Conheça os bastidores do julgamento que a filósofa Hannah Arendt testemunhou para escrever o livro “Eichmann em Jerusalém – Um Relato Sobre a Banalidade do Mal”

Fabiano Onça Publicado em 11/04/2019, às 07h00

Adolf Eichmann
Reprodução

Quando o criminoso de guerra Adolf Eichmann foi sequestrado por um comando israelense num subúrbio de Buenos Aires, em 1961, o mundo viu-se diante de um fato inédito. Israel, um estado criado em grande parte por vítimas do holocausto, havia tomado para si a tarefa de prender, julgar e condenar Eichmann, num dramático ato de justiçamento histórico que culminou com sua morte por enforcamento, em junho de 1962.

A revista americana New Yorker convocou a filósofa alemã Hannah Arendt, ela própria uma vítima do nazismo, para cobrir o evento. O resultado foi reunido no livro Eichmann em Jerusalém – Um Relato Sobre a Banalidade do Mal.

O que Arendt faz é uma demolição do processo. Primeiro, ela expôs as intenções políticas de David Ben Gurion, o primeiro premiê da história de Israel, ao promover o julgamento.
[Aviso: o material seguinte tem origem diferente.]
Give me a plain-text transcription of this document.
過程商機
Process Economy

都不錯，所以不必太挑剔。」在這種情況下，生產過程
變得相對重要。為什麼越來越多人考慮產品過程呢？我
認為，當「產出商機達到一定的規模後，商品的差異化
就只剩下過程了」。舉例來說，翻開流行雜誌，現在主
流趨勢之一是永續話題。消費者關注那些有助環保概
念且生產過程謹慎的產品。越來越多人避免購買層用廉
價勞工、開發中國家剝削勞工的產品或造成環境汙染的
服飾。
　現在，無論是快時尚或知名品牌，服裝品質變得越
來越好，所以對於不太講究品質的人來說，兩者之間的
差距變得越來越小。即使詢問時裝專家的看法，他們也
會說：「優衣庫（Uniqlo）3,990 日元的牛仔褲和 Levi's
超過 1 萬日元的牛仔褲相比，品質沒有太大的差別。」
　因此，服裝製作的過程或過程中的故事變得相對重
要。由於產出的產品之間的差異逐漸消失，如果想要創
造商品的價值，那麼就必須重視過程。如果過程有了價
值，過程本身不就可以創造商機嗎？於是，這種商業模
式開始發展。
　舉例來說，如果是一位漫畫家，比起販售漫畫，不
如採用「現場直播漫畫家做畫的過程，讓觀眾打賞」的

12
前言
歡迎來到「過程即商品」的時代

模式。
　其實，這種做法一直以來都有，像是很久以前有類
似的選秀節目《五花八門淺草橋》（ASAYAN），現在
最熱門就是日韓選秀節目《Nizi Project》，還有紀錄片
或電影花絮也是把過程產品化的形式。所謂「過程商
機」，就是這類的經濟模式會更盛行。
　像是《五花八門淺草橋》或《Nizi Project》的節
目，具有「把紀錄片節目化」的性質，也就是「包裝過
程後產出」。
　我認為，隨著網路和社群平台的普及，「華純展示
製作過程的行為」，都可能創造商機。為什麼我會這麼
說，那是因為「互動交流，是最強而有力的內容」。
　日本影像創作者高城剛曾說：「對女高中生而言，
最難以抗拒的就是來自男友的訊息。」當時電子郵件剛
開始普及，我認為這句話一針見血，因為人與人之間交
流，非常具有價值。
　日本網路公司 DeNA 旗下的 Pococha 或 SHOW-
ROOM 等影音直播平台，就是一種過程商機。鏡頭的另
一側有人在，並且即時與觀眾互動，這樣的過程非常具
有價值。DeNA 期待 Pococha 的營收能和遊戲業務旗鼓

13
Segundo a filósofa, Gurion tinha o interesse de manter viva a memória do holocausto, e essa estratégia criava um terrível constrangimento para a corte: como esperar um julgamento justo, se o resultado já estava definido?

Em seguida, a filósofa analisa o próprio acusado, que foi um dos maiores responsáveis por organizar a logística dos campos de extermínio. Afastando-se da imagem do carrasco sanguinário, ela mostra que ele era um burocrata medíocre, que só queria fazer seu serviço bem feito. Finalmente, Arendt demonstra que, em países cuja população se opôs de forma decidida às deportações, os nazistas fizeram vista grossa – como na Dinamarca, onde o rei ameaçou ser o primeiro a utilizar a estrela de David no ombro. Ou seja, havia como lutar e resistir, coisa que muitos Conselhos Judaicos não fizeram.

É só no fim do livro que Arendt dá seu próprio veredicto para Eichmann. Para ela, o único motivo pelo qual ele deveria ir para a forca é porque, ao obedecer a uma ideologia que se julgava no direito de dizer quem deveria ou não habitar o mundo, ele também dava o direito à humanidade de não querer partilhar a Terra com ele.

Quanto ao fato de apenas “obedecer ordens”, fica a última lição da filósofa. Para ela, “política não é jardim-da-infância; em política, obediência e apoio são a mesma coisa”.